Russia now says that the OSCE can resume its role "in a new quality -- it can strengthen its humanitarian function, can bring new resources in order to improve the situation of the forced (Chechen) migrants and refugees."

This aid could be "not only financial, but also psychological," Pamfilova added without going into further details.

Russia wants the pan-European rights and security body to give up any political role in Chechnya, where it has been working for a peaceful solution to the three-year conflict between Russian forces and independence-seeking fighters.

In a related development, the new OSEC chairman, Dutch Foreign Minister Jaap de Hoop Scheffer, said it was important that the organization was present in Chechnya with a broad mandate.

He said in a press statement the reason that Russia and the OSCE could not agree on extending the mission in war-torn republic was that Moscow wanted to "radically change the mandate of the mission".

De Hoop Scheffer wants to meet Russian Foreign Minister Igor Ivanov soon to discuss the situation.

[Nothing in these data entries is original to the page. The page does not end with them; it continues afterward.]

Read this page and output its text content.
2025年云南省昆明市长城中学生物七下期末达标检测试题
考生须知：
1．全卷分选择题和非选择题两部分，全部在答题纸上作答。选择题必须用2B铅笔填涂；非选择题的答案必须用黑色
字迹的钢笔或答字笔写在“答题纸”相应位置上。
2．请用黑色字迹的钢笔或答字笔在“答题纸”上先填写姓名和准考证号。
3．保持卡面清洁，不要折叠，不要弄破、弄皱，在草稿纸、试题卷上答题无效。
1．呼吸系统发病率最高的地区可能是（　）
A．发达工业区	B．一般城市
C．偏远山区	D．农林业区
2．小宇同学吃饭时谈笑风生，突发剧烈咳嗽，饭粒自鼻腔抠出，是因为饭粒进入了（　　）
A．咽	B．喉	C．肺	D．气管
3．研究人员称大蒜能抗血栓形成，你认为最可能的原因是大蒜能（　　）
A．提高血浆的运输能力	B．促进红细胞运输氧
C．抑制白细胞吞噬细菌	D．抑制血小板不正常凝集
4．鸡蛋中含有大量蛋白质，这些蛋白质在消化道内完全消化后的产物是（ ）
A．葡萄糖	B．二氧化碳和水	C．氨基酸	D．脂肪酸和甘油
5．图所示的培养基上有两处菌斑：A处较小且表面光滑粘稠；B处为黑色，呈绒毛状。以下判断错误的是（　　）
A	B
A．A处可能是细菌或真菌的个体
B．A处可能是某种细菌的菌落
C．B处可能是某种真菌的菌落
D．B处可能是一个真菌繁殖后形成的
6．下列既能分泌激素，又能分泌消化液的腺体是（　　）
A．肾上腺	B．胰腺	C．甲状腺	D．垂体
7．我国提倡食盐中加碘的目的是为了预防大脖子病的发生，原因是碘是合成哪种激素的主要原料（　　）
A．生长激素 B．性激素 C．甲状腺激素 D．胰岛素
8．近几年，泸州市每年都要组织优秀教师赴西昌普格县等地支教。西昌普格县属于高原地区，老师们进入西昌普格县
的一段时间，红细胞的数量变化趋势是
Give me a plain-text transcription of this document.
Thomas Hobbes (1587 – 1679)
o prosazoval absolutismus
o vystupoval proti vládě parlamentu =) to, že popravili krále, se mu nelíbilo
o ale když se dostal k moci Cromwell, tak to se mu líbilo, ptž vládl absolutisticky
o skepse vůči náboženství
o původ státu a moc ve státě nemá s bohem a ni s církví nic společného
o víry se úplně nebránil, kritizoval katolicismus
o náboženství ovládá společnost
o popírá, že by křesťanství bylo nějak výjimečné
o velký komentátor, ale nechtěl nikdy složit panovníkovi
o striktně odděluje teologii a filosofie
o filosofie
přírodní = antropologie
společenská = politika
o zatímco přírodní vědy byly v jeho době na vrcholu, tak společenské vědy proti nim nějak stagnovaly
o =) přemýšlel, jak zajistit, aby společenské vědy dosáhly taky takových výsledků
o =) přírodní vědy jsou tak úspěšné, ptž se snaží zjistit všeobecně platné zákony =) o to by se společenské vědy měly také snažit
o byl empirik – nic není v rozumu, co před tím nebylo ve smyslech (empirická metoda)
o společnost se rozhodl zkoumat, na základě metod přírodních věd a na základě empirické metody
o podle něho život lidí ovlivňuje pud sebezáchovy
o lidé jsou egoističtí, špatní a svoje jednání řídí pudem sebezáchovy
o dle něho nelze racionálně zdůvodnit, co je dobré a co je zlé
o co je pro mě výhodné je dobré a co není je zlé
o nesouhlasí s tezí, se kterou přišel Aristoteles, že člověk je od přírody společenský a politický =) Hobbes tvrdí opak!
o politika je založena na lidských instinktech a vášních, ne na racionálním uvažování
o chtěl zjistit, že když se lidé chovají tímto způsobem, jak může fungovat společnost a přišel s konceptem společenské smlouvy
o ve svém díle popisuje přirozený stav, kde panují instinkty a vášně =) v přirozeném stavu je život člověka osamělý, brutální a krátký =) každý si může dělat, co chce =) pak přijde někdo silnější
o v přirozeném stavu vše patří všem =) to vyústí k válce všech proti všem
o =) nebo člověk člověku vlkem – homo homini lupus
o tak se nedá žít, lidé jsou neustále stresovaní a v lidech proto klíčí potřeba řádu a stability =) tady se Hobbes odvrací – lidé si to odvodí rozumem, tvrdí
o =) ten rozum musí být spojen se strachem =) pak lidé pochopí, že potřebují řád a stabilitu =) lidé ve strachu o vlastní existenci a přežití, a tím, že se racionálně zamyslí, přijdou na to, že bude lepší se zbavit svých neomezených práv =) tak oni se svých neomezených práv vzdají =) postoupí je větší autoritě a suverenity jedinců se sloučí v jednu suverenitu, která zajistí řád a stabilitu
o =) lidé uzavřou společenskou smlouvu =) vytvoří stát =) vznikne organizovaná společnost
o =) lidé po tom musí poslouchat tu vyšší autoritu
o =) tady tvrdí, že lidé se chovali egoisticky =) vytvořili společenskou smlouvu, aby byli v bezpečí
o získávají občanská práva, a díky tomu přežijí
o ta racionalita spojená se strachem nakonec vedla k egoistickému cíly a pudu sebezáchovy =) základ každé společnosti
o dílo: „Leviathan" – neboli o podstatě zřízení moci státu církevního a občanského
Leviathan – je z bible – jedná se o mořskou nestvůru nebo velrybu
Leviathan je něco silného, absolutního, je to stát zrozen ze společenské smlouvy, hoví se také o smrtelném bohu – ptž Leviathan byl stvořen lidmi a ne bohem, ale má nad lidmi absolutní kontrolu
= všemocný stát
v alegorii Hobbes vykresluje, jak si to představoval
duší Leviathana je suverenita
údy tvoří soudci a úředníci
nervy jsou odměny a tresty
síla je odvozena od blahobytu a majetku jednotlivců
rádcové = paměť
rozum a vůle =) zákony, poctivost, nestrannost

"If the OSCE can do its work under conditions that are acceptable to both parties, this will help to reduce instability, danger and re-establish the rule of law," the OCSE chairman said.

The six-man OSCE office in Znamenskoye in northern Chechnya was closed on Tuesday, ending all permanent international presence in the war-torn republic.

First created in 1995, the OSCE mission in Chechnya initially had an open-ended mandate and oversaw polls that saw Chechen leader Aslan Maskhadov elected as president in 1997, after independence fighters defeated Moscow in a 1994-96 war.

Since the start of the current conflict, Moscow has refused to recognize the legitimacy of Maskhadov, claiming he is a "terrorist".